Click Travel claims to offer unparalleled control through its travel.cloud system, even when travellers make their own bookings. “A traffic light system shows preferred hotels in green, hotels which are not preferred but still comply with policy in amber, and those which do not comply in red,” explains Vance.
The fact TMCs can direct employees to preferred brands with which a client may have previously nurtured a relationship, and take all the headache out of travel procurement by also booking transportation, makes them a no-brainer, they say, for clients such as the Guide Dogs Association for the Blind, which found procuring travel direct a distinct headache.
“Hotel bookings were previously secured in a variety of ways, including company payment cards, personal payment cards, expenses and bill back,” says Chris Mabbatt, procurement business partner for Guide Dogs. “Not only was this inefficient and labour intensive, it meant we weren’t getting the best value for money or the management information required to maximise the cost-saving potential.”
The association chose to start booking through Click Travel, he explains, “as it gives us access to live availability for more than one million hotels and a full bill-back solution that includes budget chains, such as Premier Inn and Travelodge.
“Making our bookings this way provides us with real-time, detailed management information and reporting options, which enable us to make informed decisions about our staff travel.” Add to that buying power that a small or medium-size business could not expect to achieve on its own account, explains Mabbatt.
Holding on to directWith TMCs allowing clients to specify preferred chains, hotels are not necessarily losing out when a travel manager chooses not to book direct and widen the net, but they are not giving up easily on their direct business. Hilton, which offers a variety of perks, including loyalty points, through its Honors programme, launched a campaign featuring Pitch Perfect star Anna Kendrick, its first celebrity talent, to encourage travellers and travel buyers alike to book direct.
“We want our guests to focus on the purpose of their travel, and not be stressed by shopping around for the best price for their hotel room or wondering if they’re getting all possible perks,” says Jon Witter, chief customer officer at Hilton.
The company is putting its money where its mouth is, not only guaranteeing a pricematch if those booking through one of the official Hilton sites spot a better rate elsewhere, but discounting the matched rate by a further 25 per cent. An additional incentive to book direct through the Honors loyalty programme is the ability to pre-select rooms from a digital floor plan, have a room key waiting at reception and order extra pillows or a snack to be in their room on arrival.

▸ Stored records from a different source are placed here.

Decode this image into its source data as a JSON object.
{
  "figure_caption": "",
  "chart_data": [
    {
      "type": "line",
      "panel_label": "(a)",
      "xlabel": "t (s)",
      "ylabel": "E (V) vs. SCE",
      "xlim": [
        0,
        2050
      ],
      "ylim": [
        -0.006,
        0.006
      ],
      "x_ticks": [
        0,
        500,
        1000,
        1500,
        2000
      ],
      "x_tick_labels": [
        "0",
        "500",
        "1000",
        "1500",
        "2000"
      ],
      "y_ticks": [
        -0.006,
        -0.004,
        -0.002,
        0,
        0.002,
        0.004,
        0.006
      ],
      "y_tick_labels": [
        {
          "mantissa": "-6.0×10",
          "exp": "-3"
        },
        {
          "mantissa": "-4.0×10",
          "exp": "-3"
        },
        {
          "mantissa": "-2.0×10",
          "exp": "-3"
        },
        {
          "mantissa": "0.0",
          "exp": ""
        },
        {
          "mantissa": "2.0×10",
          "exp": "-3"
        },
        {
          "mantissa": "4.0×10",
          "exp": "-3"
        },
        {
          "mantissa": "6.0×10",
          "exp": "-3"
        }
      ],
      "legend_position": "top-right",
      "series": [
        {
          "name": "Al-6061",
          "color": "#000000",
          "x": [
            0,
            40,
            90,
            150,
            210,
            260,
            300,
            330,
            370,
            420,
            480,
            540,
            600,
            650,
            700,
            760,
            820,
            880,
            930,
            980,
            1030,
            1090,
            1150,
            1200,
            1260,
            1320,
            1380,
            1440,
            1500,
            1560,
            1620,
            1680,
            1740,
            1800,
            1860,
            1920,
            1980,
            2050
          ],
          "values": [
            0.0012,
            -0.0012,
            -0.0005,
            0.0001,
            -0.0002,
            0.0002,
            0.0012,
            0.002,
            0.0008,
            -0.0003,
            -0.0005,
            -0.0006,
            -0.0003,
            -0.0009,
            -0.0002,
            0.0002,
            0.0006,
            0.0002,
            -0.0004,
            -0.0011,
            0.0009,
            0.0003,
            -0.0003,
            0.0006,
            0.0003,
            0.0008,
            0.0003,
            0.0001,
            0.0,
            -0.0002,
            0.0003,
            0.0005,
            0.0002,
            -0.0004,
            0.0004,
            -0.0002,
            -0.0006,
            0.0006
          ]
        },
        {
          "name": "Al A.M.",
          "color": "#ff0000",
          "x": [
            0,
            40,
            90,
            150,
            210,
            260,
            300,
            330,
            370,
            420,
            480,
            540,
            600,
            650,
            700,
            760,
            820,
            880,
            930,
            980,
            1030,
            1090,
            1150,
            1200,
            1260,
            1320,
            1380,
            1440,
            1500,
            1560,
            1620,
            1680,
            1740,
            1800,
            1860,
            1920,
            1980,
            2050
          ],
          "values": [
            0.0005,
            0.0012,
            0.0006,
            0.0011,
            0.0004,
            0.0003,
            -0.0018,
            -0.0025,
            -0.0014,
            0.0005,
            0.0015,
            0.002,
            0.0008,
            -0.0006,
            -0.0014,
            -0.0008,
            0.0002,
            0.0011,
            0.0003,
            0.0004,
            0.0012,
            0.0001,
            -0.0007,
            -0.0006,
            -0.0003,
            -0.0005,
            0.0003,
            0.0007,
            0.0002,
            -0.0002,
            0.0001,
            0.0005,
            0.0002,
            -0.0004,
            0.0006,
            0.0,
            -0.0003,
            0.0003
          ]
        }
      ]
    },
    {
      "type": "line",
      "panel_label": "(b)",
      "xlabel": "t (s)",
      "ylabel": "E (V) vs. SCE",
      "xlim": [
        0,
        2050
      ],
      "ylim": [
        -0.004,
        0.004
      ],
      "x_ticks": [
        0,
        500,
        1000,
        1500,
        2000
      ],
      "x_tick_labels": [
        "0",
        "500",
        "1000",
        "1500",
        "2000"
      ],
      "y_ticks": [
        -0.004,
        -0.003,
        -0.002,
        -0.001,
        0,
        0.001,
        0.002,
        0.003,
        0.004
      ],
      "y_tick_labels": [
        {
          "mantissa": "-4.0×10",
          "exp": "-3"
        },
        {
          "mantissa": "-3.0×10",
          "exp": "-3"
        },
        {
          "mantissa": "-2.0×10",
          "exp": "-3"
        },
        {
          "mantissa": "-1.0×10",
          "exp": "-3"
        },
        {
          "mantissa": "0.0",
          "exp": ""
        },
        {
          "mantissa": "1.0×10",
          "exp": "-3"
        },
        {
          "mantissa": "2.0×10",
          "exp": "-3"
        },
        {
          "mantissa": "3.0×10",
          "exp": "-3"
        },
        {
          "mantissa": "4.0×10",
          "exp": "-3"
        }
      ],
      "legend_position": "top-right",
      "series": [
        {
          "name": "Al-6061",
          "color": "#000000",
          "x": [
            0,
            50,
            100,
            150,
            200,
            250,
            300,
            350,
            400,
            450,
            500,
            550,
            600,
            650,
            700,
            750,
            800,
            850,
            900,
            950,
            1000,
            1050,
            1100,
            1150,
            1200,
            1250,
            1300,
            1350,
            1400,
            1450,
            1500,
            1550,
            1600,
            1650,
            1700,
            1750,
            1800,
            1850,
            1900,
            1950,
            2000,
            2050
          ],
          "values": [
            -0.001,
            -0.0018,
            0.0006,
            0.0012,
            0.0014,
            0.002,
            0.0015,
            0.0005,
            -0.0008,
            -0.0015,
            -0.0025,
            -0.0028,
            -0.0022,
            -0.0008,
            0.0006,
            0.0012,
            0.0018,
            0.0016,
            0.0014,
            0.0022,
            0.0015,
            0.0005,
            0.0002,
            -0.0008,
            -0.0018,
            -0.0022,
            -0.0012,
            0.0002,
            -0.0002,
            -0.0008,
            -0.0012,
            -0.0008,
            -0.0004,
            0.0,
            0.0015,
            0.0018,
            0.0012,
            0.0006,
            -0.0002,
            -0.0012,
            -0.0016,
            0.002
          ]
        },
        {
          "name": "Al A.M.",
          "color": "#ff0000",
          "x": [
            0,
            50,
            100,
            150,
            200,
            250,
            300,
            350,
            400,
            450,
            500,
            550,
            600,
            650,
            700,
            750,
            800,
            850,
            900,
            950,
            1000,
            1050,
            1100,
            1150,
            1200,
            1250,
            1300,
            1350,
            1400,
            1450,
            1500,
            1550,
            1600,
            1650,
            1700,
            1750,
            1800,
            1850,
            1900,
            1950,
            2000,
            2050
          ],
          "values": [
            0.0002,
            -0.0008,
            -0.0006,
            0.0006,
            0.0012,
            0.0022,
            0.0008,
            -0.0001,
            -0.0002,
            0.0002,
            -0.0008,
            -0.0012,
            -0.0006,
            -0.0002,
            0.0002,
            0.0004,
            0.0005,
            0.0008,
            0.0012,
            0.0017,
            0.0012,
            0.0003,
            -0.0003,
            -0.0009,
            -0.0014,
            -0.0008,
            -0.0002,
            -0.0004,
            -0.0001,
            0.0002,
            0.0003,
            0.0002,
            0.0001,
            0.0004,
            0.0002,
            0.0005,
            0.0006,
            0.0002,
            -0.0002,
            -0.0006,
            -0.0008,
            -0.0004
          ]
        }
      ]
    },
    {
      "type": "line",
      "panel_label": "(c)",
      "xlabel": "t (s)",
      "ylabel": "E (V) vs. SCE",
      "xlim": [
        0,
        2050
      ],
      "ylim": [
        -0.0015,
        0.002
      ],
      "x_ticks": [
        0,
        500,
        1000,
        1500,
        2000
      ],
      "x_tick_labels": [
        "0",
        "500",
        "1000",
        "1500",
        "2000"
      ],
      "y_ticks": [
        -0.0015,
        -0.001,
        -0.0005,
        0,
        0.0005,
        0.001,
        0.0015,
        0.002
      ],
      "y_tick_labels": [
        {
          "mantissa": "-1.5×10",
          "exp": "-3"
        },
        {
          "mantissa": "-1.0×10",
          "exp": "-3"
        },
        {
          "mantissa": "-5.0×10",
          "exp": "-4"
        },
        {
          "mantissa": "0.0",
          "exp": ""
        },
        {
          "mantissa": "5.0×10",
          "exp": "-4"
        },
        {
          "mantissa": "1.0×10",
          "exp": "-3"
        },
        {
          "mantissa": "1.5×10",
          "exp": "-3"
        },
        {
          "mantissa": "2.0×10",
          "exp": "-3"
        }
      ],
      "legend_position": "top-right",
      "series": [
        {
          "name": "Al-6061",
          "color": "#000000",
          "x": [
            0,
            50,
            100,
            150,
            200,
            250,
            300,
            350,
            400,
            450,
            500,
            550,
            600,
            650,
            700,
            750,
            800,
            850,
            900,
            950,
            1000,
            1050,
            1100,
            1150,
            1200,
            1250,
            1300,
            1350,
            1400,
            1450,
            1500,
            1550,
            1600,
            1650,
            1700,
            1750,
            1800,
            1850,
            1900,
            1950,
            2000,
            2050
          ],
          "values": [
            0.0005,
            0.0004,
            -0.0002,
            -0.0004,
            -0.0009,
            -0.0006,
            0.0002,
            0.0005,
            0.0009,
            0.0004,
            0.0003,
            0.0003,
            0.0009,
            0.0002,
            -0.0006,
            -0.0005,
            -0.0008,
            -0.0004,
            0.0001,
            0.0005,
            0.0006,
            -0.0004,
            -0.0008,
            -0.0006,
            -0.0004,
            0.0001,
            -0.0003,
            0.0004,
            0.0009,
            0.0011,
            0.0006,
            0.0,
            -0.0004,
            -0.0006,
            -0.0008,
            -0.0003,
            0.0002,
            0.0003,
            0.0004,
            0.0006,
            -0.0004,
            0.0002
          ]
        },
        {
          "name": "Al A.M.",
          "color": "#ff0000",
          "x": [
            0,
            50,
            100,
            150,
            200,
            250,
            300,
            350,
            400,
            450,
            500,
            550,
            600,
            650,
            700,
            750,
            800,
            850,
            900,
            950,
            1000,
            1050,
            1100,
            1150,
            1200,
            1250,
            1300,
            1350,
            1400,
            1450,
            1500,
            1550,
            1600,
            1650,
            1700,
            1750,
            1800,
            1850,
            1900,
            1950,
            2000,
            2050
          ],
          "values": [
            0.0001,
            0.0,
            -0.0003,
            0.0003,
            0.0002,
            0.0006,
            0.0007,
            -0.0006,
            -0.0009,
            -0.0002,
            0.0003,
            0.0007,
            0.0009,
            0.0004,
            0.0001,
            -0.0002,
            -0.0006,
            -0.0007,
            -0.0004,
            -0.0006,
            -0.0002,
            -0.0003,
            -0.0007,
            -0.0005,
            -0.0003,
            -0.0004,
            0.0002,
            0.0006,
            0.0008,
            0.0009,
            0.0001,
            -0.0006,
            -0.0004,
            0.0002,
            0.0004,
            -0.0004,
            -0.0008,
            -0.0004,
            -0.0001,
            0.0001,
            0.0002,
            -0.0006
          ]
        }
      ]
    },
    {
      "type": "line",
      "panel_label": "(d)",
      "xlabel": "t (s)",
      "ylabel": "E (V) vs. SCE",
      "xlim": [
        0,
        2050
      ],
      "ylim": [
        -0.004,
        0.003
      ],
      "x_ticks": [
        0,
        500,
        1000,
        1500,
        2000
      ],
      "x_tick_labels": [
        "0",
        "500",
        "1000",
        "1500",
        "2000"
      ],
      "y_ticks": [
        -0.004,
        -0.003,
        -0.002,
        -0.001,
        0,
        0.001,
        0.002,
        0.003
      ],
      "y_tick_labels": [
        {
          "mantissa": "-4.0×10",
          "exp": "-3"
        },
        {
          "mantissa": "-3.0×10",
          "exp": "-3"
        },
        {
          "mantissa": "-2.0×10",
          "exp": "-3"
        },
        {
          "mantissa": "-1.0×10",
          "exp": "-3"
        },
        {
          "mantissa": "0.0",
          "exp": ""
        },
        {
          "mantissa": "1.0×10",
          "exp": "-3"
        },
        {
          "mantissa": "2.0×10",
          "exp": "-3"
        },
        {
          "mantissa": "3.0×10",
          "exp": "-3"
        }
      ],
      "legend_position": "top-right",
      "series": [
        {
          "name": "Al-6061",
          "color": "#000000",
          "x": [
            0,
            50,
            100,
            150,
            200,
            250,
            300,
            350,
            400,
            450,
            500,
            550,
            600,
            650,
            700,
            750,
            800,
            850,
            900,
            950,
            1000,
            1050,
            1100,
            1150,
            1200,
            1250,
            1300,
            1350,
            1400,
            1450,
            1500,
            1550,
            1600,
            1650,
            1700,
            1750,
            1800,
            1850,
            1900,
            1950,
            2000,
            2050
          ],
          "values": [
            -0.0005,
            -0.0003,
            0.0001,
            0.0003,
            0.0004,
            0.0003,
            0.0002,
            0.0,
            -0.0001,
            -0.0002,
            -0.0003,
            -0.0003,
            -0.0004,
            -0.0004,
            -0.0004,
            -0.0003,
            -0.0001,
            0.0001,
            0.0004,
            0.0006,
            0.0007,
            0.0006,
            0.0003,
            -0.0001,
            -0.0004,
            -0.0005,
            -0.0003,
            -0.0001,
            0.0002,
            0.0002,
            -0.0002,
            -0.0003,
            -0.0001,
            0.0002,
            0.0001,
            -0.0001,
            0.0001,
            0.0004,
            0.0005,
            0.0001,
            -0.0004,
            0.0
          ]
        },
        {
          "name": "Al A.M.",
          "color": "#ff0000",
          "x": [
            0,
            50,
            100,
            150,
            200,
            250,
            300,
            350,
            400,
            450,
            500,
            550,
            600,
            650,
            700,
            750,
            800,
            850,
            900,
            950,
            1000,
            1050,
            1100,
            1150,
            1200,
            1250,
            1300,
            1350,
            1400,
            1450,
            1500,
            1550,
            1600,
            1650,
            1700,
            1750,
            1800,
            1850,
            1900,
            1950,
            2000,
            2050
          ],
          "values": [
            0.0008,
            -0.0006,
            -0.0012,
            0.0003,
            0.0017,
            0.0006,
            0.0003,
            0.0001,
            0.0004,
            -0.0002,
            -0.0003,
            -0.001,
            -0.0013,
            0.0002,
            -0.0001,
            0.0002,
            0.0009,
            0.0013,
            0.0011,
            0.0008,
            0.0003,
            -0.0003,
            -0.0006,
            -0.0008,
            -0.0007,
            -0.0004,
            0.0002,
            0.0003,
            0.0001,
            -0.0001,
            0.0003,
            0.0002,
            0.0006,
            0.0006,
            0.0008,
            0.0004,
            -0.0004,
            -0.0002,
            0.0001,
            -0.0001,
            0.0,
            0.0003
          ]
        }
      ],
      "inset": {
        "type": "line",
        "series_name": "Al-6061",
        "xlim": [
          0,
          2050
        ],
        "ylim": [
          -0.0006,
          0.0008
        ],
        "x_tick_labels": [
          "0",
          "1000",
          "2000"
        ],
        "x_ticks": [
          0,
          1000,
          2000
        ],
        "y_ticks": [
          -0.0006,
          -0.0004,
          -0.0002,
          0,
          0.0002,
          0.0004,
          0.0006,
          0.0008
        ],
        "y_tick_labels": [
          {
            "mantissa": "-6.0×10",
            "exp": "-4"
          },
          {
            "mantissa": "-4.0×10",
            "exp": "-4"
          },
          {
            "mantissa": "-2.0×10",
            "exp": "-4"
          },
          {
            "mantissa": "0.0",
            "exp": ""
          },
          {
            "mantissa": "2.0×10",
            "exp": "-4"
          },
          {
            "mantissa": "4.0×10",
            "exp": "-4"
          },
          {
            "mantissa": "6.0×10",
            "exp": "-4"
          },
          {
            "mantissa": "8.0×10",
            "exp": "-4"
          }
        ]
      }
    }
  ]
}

There is also the benefit of accumulating points towards free nights for leisure stays at any property within the group, only available through the Honors programme. “In the last year, guests who booked through an online travel agent or other travel site missed out on 15 million free nights on top of other benefits they would have received,” claims Hilton chief commercial officer Chris Silcock.
Pillows and other perks that personalise the hotel experience, may be as important to the traveller as pricing to their travel buyer. Hotels are increasingly aware that corporates are delegating the choice of lodgings to their travellers. “Through our OBT we direct travellers to our preferred hotels,” says Npower’s McQuade, “but ultimately it is their decision where they stay.”